Conte pour enfants
Un jeune homme aimait une jeune fille d'un pur amour. C'est ainsi qu'il avait appris, dans les livres, à aimer. « L'amour ».Tout offrir pour un seul baiser. C'était de son âge. De son coté, il ne déplaisait pas à la jeune fille.La jeune fille – appelons là Viviane, était touchée par cette nature d'apparence rusée, forte, pas fleur bleue pour un sou ! Elle ne peut le voir sans frémir, suffoquer, rougir et pâlir. La petite stature du jeune homme ne la gênait pas : sa virilité était de l'esprit.

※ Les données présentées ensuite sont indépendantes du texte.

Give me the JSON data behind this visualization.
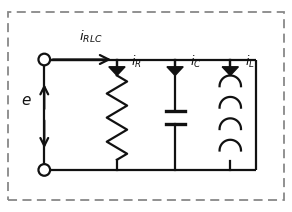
{
  "fig_width": 2.92,
  "fig_height": 2.12,
  "dpi": 100,
  "bg_color": "#ffffff",
  "dash_border_color": "#777777",
  "line_color": "#111111",
  "font_size": 9,
  "font_style": "italic"
}
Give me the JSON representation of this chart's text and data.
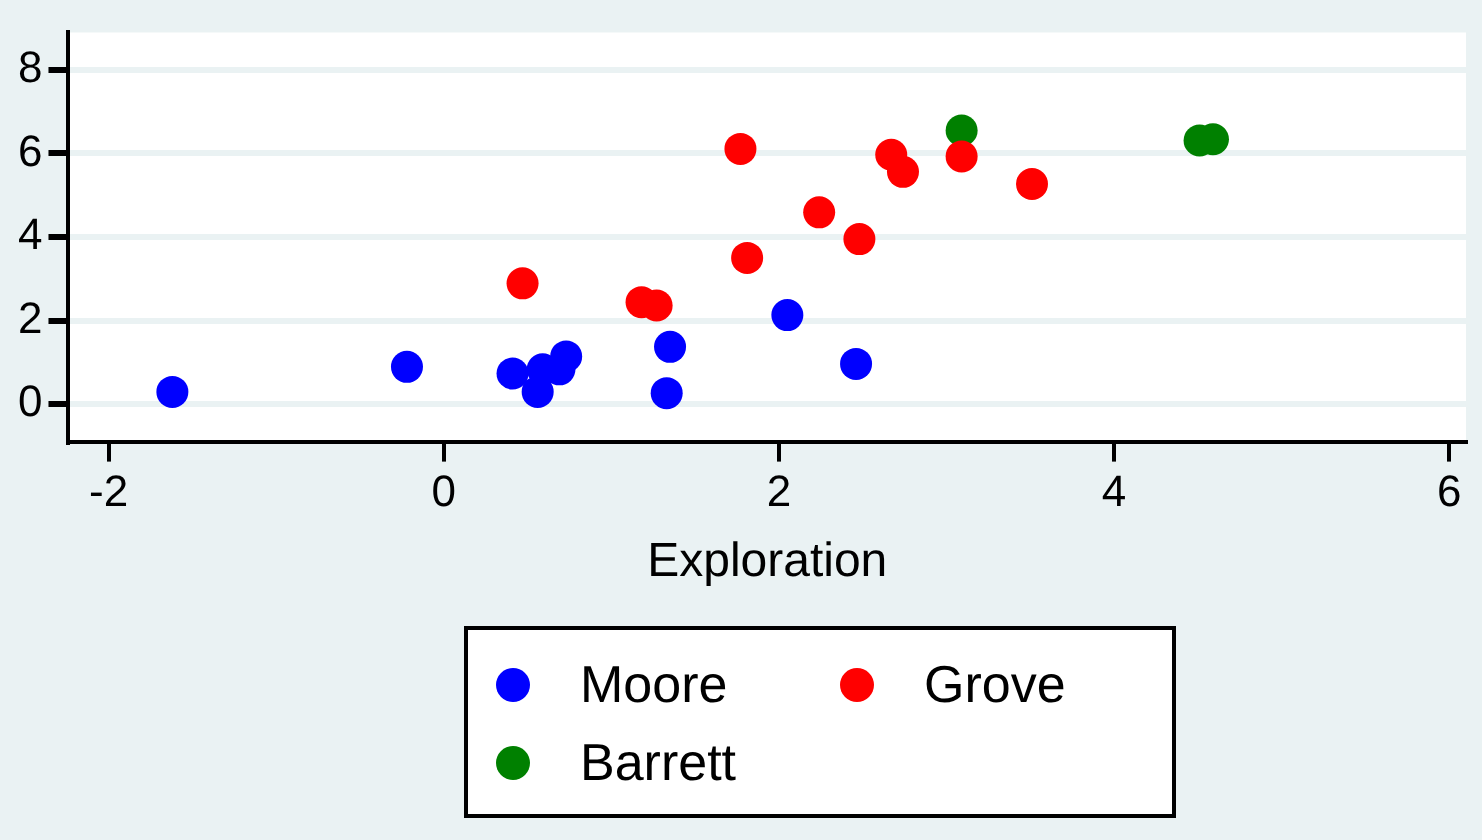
{
  "chart_data": {
    "type": "scatter",
    "xlabel": "Exploration",
    "xlim": [
      -2.24,
      6.1
    ],
    "ylim": [
      -0.9,
      8.9
    ],
    "xticks": [
      -2,
      0,
      2,
      4,
      6
    ],
    "yticks": [
      0,
      2,
      4,
      6,
      8
    ],
    "grid": "y",
    "legend": "bottom",
    "marker": "circle",
    "series": [
      {
        "name": "Moore",
        "color": "#0000ff",
        "x": [
          -1.62,
          -0.22,
          0.41,
          0.56,
          0.59,
          0.69,
          0.73,
          1.35,
          1.33,
          2.05,
          2.46
        ],
        "values": [
          0.29,
          0.89,
          0.73,
          0.29,
          0.83,
          0.83,
          1.14,
          1.37,
          0.26,
          2.13,
          0.96
        ]
      },
      {
        "name": "Grove",
        "color": "#ff0000",
        "x": [
          0.47,
          1.18,
          1.27,
          1.77,
          1.81,
          2.24,
          2.48,
          2.67,
          2.74,
          3.09,
          3.51
        ],
        "values": [
          2.89,
          2.44,
          2.36,
          6.11,
          3.5,
          4.59,
          3.95,
          5.97,
          5.56,
          5.93,
          5.27
        ]
      },
      {
        "name": "Barrett",
        "color": "#008000",
        "x": [
          3.09,
          4.51,
          4.59
        ],
        "values": [
          6.55,
          6.31,
          6.34
        ]
      }
    ]
  }
}
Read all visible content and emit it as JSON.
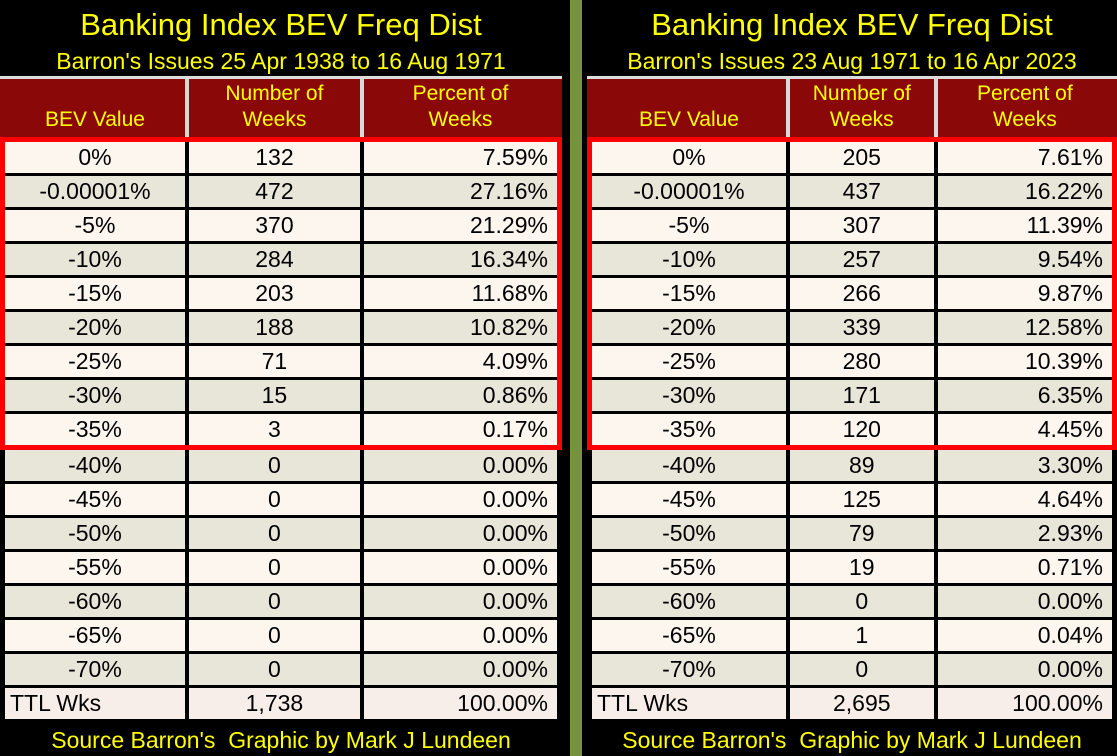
{
  "colors": {
    "background": "#000000",
    "title_text": "#FFFF00",
    "header_bg": "#8B0808",
    "header_text": "#FFFF00",
    "header_grid_line": "#DCDCDC",
    "row_light": "#FCF6EF",
    "row_dark": "#E8E5D9",
    "row_total": "#F8EEE9",
    "grid_line": "#000000",
    "highlight_border": "#FF0000",
    "panel_divider": "#75923C"
  },
  "footer": {
    "text": "Source Barron's  Graphic by Mark J Lundeen"
  },
  "panels": [
    {
      "title": "Banking Index BEV Freq Dist",
      "subtitle": "Barron's Issues 25 Apr 1938 to 16 Aug 1971",
      "columns": [
        {
          "line1": "",
          "line2": "BEV Value"
        },
        {
          "line1": "Number of",
          "line2": "Weeks"
        },
        {
          "line1": "Percent of",
          "line2": "Weeks"
        }
      ],
      "highlight_row_count": 9,
      "rows": [
        [
          "0%",
          "132",
          "7.59%"
        ],
        [
          "-0.00001%",
          "472",
          "27.16%"
        ],
        [
          "-5%",
          "370",
          "21.29%"
        ],
        [
          "-10%",
          "284",
          "16.34%"
        ],
        [
          "-15%",
          "203",
          "11.68%"
        ],
        [
          "-20%",
          "188",
          "10.82%"
        ],
        [
          "-25%",
          "71",
          "4.09%"
        ],
        [
          "-30%",
          "15",
          "0.86%"
        ],
        [
          "-35%",
          "3",
          "0.17%"
        ],
        [
          "-40%",
          "0",
          "0.00%"
        ],
        [
          "-45%",
          "0",
          "0.00%"
        ],
        [
          "-50%",
          "0",
          "0.00%"
        ],
        [
          "-55%",
          "0",
          "0.00%"
        ],
        [
          "-60%",
          "0",
          "0.00%"
        ],
        [
          "-65%",
          "0",
          "0.00%"
        ],
        [
          "-70%",
          "0",
          "0.00%"
        ],
        [
          "TTL Wks",
          "1,738",
          "100.00%"
        ]
      ]
    },
    {
      "title": "Banking Index BEV Freq Dist",
      "subtitle": "Barron's Issues 23 Aug 1971 to 16 Apr 2023",
      "columns": [
        {
          "line1": "",
          "line2": "BEV Value"
        },
        {
          "line1": "Number of",
          "line2": "Weeks"
        },
        {
          "line1": "Percent of",
          "line2": "Weeks"
        }
      ],
      "highlight_row_count": 9,
      "rows": [
        [
          "0%",
          "205",
          "7.61%"
        ],
        [
          "-0.00001%",
          "437",
          "16.22%"
        ],
        [
          "-5%",
          "307",
          "11.39%"
        ],
        [
          "-10%",
          "257",
          "9.54%"
        ],
        [
          "-15%",
          "266",
          "9.87%"
        ],
        [
          "-20%",
          "339",
          "12.58%"
        ],
        [
          "-25%",
          "280",
          "10.39%"
        ],
        [
          "-30%",
          "171",
          "6.35%"
        ],
        [
          "-35%",
          "120",
          "4.45%"
        ],
        [
          "-40%",
          "89",
          "3.30%"
        ],
        [
          "-45%",
          "125",
          "4.64%"
        ],
        [
          "-50%",
          "79",
          "2.93%"
        ],
        [
          "-55%",
          "19",
          "0.71%"
        ],
        [
          "-60%",
          "0",
          "0.00%"
        ],
        [
          "-65%",
          "1",
          "0.04%"
        ],
        [
          "-70%",
          "0",
          "0.00%"
        ],
        [
          "TTL Wks",
          "2,695",
          "100.00%"
        ]
      ]
    }
  ],
  "chart_data": [
    {
      "type": "table",
      "title": "Banking Index BEV Freq Dist",
      "subtitle": "Barron's Issues 25 Apr 1938 to 16 Aug 1971",
      "columns": [
        "BEV Value",
        "Number of Weeks",
        "Percent of Weeks"
      ],
      "rows": [
        [
          "0%",
          132,
          7.59
        ],
        [
          "-0.00001%",
          472,
          27.16
        ],
        [
          "-5%",
          370,
          21.29
        ],
        [
          "-10%",
          284,
          16.34
        ],
        [
          "-15%",
          203,
          11.68
        ],
        [
          "-20%",
          188,
          10.82
        ],
        [
          "-25%",
          71,
          4.09
        ],
        [
          "-30%",
          15,
          0.86
        ],
        [
          "-35%",
          3,
          0.17
        ],
        [
          "-40%",
          0,
          0.0
        ],
        [
          "-45%",
          0,
          0.0
        ],
        [
          "-50%",
          0,
          0.0
        ],
        [
          "-55%",
          0,
          0.0
        ],
        [
          "-60%",
          0,
          0.0
        ],
        [
          "-65%",
          0,
          0.0
        ],
        [
          "-70%",
          0,
          0.0
        ]
      ],
      "total_row": [
        "TTL Wks",
        1738,
        100.0
      ],
      "annotation": "Rows 0% through -35% outlined with red border"
    },
    {
      "type": "table",
      "title": "Banking Index BEV Freq Dist",
      "subtitle": "Barron's Issues 23 Aug 1971 to 16 Apr 2023",
      "columns": [
        "BEV Value",
        "Number of Weeks",
        "Percent of Weeks"
      ],
      "rows": [
        [
          "0%",
          205,
          7.61
        ],
        [
          "-0.00001%",
          437,
          16.22
        ],
        [
          "-5%",
          307,
          11.39
        ],
        [
          "-10%",
          257,
          9.54
        ],
        [
          "-15%",
          266,
          9.87
        ],
        [
          "-20%",
          339,
          12.58
        ],
        [
          "-25%",
          280,
          10.39
        ],
        [
          "-30%",
          171,
          6.35
        ],
        [
          "-35%",
          120,
          4.45
        ],
        [
          "-40%",
          89,
          3.3
        ],
        [
          "-45%",
          125,
          4.64
        ],
        [
          "-50%",
          79,
          2.93
        ],
        [
          "-55%",
          19,
          0.71
        ],
        [
          "-60%",
          0,
          0.0
        ],
        [
          "-65%",
          1,
          0.04
        ],
        [
          "-70%",
          0,
          0.0
        ]
      ],
      "total_row": [
        "TTL Wks",
        2695,
        100.0
      ],
      "annotation": "Rows 0% through -35% outlined with red border"
    }
  ]
}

Elle, bien sur, elle avait la délicatesse des herbes qui flottent dans le vent. Tige si fine qu'à la toucher on ne pouvait que la blesser. Mais elle avait aussi une nature plus secrète : elle était rose. Et l'amoureux transi qui s'en approchait risquait de s'y piquer.
Lui avait trop lu les poètes pour n'avoir pas goûté l'énigme de la haute souffrance – il savait regarder l’abîme droit dans les yeux sans se détourner. Mais il savait aussi que ce talent n'était utile que s'il était gardé secret, que la cruauté des hommes n'a d'égale que leur ignorance, et que s'il devait faire un jour l'aveu de cette part obscure de lui même, on lui ferait, comme à Socrate, boire le feu de la ciguë.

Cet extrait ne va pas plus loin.